Gen Archives

Identifying Sockpuppet Accounts on Social Media Platforms

Evolution of Disinformation Campaigns from 2016 - Present

Daniel Kats

Senior Principal Researcher

Published

April 29, 2020

Read time

12 Minutes

Identifying Sockpuppet Accounts on Social Media Platforms

Written by

Daniel Kats

Senior Principal Researcher

Published

April 29, 2020

Read time

12 Minutes

In this article

Share this article

While online disinformation campaigns are not new phenomena, the topic generated renewed interest in the wake of the 2016 US presidential election. This has led to large-scale journalistic and scholarly investigations of disinformation operations on social media platforms in the years since. This article attempts to summarize our current understanding of disinformation operations and how they have evolved from 2016 to the present. We also outline key ways that such operations can be detected with examples from recent campaigns, the ongoing challenges in this area, and common misconceptions.

Key Takeaways:

The objective of a modern disinformation campaign generally isn’t to drive one political outcome—rather, to sow division among people or subtly drive wedges with respect to a politically or socially charged issue.
Facebook and Twitter have received much of the media attention when it comes to disinformation campaigns, while platforms like Instagram and Wikipedia are often glossed over; however, these platforms have seen a significant increase in the amount of large-scale coordinated inauthentic activity as well.
Bots and sockpuppets are best identified through five key features: IP-based correlation, temporal-based correlation, signs of automation in metadata, social subgraphs, and content similarity. However, just because two bots share similar features doesn’t mean they operate in the same way. Techniques that identify one type of bot network may be totally ineffectual at identifying another network.
Security researchers face challenges in understanding the full extent of sockpuppets and their disinformation efforts since social media platforms limit the scope of data, or simply don’t publish any datasets at all.

Definitions

To begin our discussion, we need to start with a common set of definitions. We define a sockpuppet as a fictitious online identity created for the purposes of deception. Sockpuppets are usually created in large numbers by a single controlling person or group. They are typically used for block evasion, creating false majority opinions, vote stacking, and other similar pursuits. Sockpuppets are as old as the internet—and even older than that. In academic literature, they are sometimes called Sybils, and they are a staple of research in distributed systems security.

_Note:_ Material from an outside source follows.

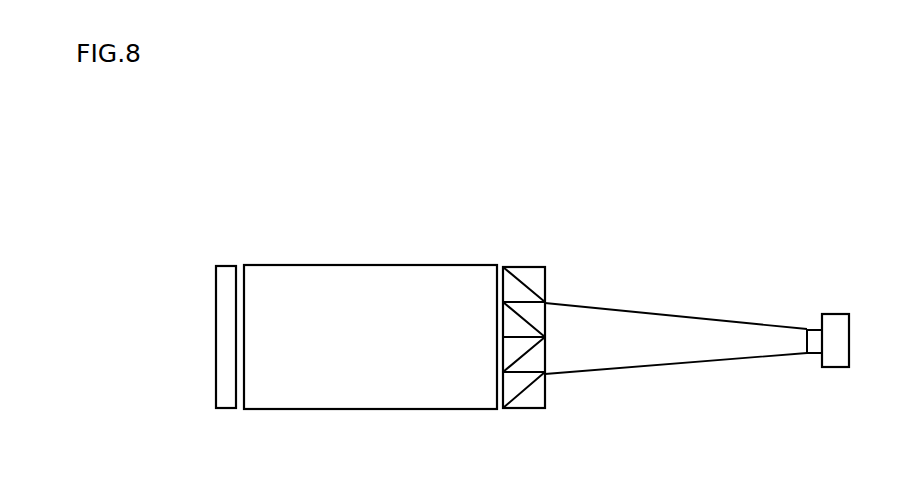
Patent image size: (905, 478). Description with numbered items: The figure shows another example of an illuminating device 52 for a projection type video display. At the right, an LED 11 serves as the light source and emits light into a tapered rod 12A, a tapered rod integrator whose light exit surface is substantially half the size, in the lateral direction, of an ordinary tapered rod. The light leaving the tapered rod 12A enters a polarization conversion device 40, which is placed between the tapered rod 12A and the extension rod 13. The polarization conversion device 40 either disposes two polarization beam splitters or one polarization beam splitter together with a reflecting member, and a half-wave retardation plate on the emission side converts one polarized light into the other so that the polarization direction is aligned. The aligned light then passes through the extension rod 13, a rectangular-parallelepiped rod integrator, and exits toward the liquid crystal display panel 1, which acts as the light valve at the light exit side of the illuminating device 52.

In contrast, bots are fully automated accounts which disseminate and sometimes produce content. A simple example of a bot that is not a sockpuppet is the Big Ben Clock account on Twitter, which tweets “bong” every hour of every day. Bots are relatively rare on social media and are generally much easier to detect.

Trends

The use of sockpuppets is rapidly rising. In 2013, Wikipedia published research detailing their identification of “2700 unique suspected cases” of sockpuppets. These numbers seem almost quaint now. In 2017, a study was published analyzing 3656 verified sockpuppets in the comment section of various discussion communities. The University of Oxford estimated 70 countries were affected by state-sponsored social media manipulation in 2019, a 150% increase from just 2 years prior. Academic estimates suggest that 5-15% of all Twitter accounts are sockpuppets, while Facebook estimates that 5% of all accounts on its platform are fake.

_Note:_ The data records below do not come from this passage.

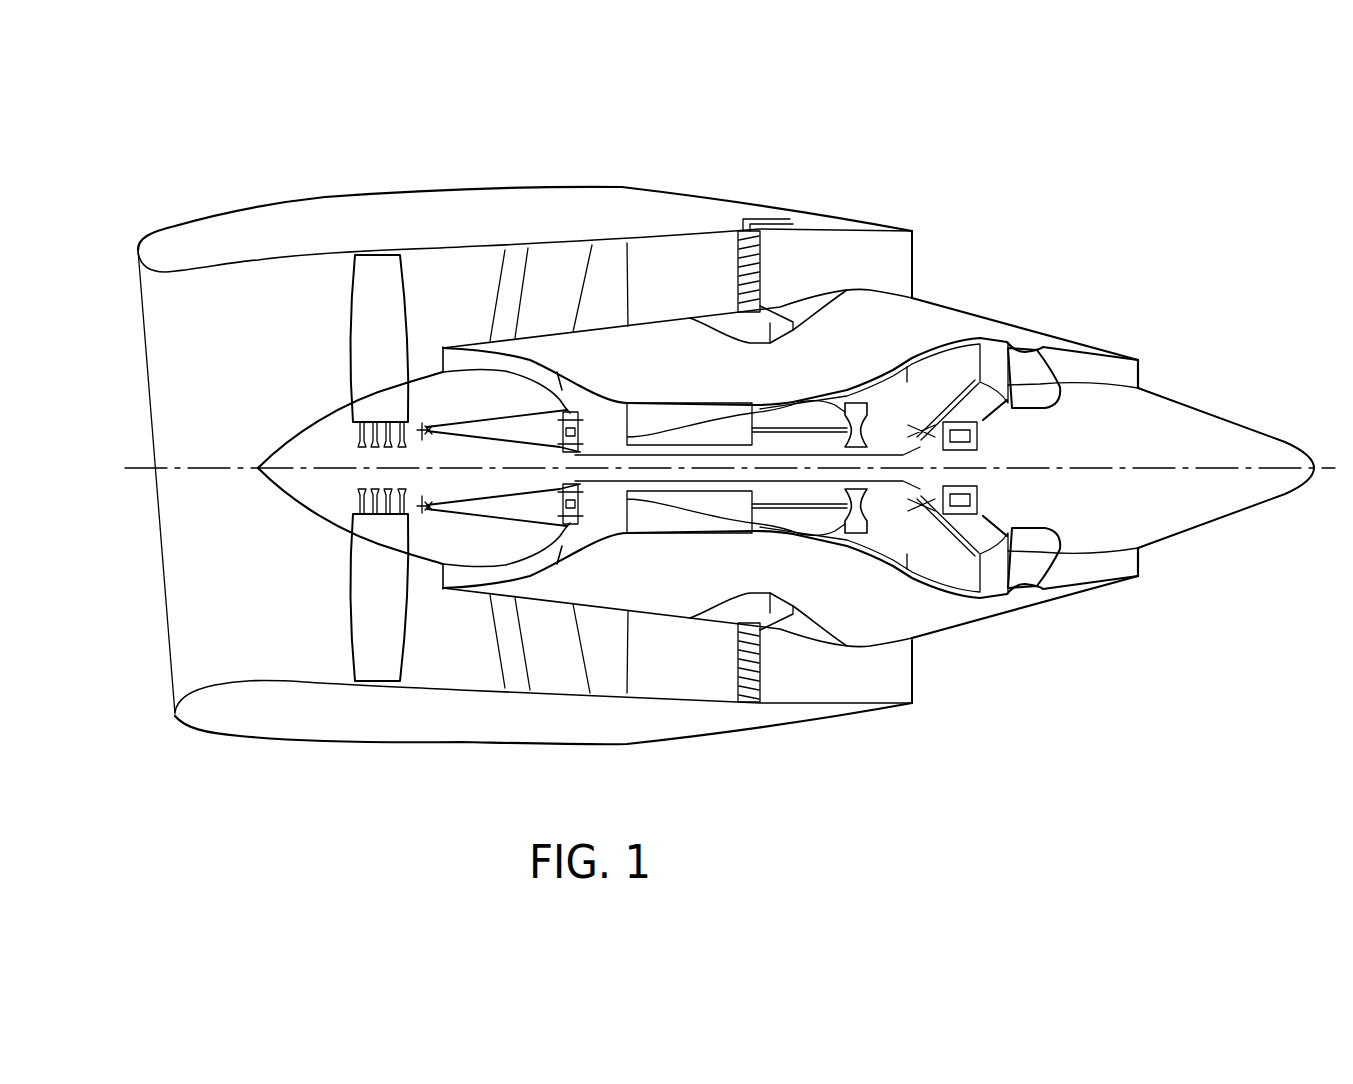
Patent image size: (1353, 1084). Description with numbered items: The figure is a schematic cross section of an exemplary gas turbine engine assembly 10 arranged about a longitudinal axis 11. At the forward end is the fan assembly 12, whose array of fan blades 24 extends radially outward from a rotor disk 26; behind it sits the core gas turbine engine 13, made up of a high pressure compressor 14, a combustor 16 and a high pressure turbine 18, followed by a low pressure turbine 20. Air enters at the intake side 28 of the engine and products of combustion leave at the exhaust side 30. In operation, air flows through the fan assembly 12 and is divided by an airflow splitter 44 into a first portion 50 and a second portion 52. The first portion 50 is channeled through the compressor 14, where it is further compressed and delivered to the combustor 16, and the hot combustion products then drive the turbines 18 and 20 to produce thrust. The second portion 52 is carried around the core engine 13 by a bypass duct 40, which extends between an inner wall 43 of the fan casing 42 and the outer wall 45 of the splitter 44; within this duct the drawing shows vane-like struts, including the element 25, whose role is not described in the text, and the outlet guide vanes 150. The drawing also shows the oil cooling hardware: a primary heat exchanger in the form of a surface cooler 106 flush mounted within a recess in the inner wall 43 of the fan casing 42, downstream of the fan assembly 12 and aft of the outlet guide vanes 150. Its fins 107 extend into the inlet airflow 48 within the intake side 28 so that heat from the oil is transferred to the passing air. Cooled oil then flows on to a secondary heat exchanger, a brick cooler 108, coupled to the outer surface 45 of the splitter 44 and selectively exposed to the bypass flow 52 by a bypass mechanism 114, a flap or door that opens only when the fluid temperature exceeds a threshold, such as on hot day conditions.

The gas turbine engine assembly 10 is at (1088, 228).
The longitudinal axis 11 is at (207, 473).
The fan assembly 12 is at (388, 606).
The core gas turbine engine 13 is at (1033, 323).
The high pressure compressor 14 is at (640, 413).
The combustor 16 is at (817, 405).
The high pressure turbine 18 is at (857, 537).
The low pressure turbine 20 is at (943, 357).
The fan blades 24 is at (377, 310).
The outlet guide vane 25 is at (515, 262).
The rotor disk 26 is at (373, 523).
The intake side 28 is at (175, 656).
The exhaust side 30 is at (948, 250).
The bypass duct 40 is at (694, 305).
The fan casing 42 is at (620, 187).
The inner wall 43 is at (148, 266).
The airflow splitter 44 is at (650, 613).
The outer wall 45 is at (957, 307).
The inlet airflow 48 is at (188, 578).
The first portion 50 is at (453, 359).
The second portion 52 is at (453, 323).
The surface cooler 106 is at (770, 273).
The fins 107 is at (752, 680).
The secondary heat exchanger 108 is at (783, 333).
The bypass mechanism 114 is at (790, 307).
The outlet guide vanes 150 is at (608, 272).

Old Understanding of Social Media Manipulation: “Fake News”

In 2016 and early 2017, much of the discussion around social media manipulation used the term “Fake News.” “Fake News” usually refers to websites that intentionally publish hoaxes and erroneous news stories to purposefully mislead the public. A Buzzfeed News Analysis showed that in the final 3 months of the US 2016 presidential election campaign, the 20 top-performing fake news stories generated more engagement than the 20 top-performing real news stories. These fictitious stories were amplified on social media by sockpuppets from the Russia-based Internet Research Agency as well as real unsuspecting users.

Other reporting showed that entire websites were created to look like local papers, but whose sole purpose appeared to be to spread false news stories. One such example was The Denver Guardian, which claimed to be Denver’s “oldest news source,” but was uncovered by NPR to have been registered in July 2016.

Figure 4: Google Trends for "Fake News" over the past 5 years in USA

However, this is an outdated way to view modern misinformation campaigns. Whether because of increased scrutiny by Facebook of trending news stories, or because of increased public awareness, modern disinformation campaigns have mostly moved on to greener pastures.

Figure 5: Courtesy of Buzzfeed

Anatomy of Modern Disinformation Campaigns

Modern disinformation campaigns attempt to disseminate images or slogans replicating grassroots activism. One recent example is the Chinese information operation directed against the pro-democracy protests in Hong Kong, which was discovered by Twitter in August of 2019. Facebook went on to identify 7 pages with 15.5 thousand combined followers exhibiting what it calls “coordinated inauthentic behavior,” while Twitter removed 936 active accounts spreading active disinformation as well as 200,000 accounts “of lesser sophistication.” An example of a high-quality image-based slogan created by these accounts can be seen in figure 6.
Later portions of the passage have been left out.